Time Warner (TWX) Banks On Strategic Efforts For Growth

 | Sep 28, 2016 11:09PM ET

Time Warner Inc. (NYSE:TWX) is riding high on initiatives such as foraying into new markets, expanding its digital presence and extension of The National Collegiate Athletic Association ("NCAA") deal. However, these signs of optimism are clouded by intense competition and dismal performance of the Warner Bros Division. Keep on reading to find out what are the pros and cons of Time Warner at the moment.

Hidden Catalysts

Time Warner has been expanding its digital presence to give consumers a more enjoyable viewing experience by making more contents available in various platforms and devices. Further, Time Warner enhanced the reach of HBO GO streaming service to mobile devices. It also launched an independent online streaming service HBO NOW to target consumers who have access to the Internet but are not cable subscribers.

Time Warner’s significant international footprint has helped broaden its client base and product portfolio. Turner is now concentrating on the enhancement of its reach in existing territories through investments in local production and gaining distribution rights for new networks. The increasing demand of its content from distributors such as AT&T (NYSE:T), Verizon, Netflix, Amazon (NASDAQ:AMZN), Hulu and other cable or satellite providers is assisting in augmenting revenue for Time Warner.

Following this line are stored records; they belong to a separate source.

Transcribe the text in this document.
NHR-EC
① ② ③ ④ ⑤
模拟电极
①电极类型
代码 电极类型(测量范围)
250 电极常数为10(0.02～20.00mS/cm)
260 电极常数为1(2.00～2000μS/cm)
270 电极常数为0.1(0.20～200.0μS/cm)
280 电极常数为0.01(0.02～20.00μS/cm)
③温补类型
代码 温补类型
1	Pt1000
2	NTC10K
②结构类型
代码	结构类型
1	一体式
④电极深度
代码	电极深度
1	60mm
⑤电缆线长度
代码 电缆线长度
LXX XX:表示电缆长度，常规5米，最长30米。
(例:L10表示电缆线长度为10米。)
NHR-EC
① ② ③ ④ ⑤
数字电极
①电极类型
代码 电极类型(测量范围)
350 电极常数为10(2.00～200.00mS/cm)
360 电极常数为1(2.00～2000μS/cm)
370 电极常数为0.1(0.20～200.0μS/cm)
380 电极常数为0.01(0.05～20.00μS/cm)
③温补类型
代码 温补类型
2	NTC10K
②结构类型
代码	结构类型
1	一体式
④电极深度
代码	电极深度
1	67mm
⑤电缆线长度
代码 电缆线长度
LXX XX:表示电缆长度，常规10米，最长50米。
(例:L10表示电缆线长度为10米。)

Time Warner’s Turner Broadcasting and CBS Corp. have extended their rights to air The NCAA Men's Division I Basketball Tournament through 2032. The deal is valued at $8.8 billion. Given the massive popularity of the event, CBS Corp. and Time Warner investors are likely to enjoy solid returns. With more viewership and higher advertising revenues, both the companies are poised for top-line growth. In the past, both enjoyed high television ratings and advertising revenues from the event.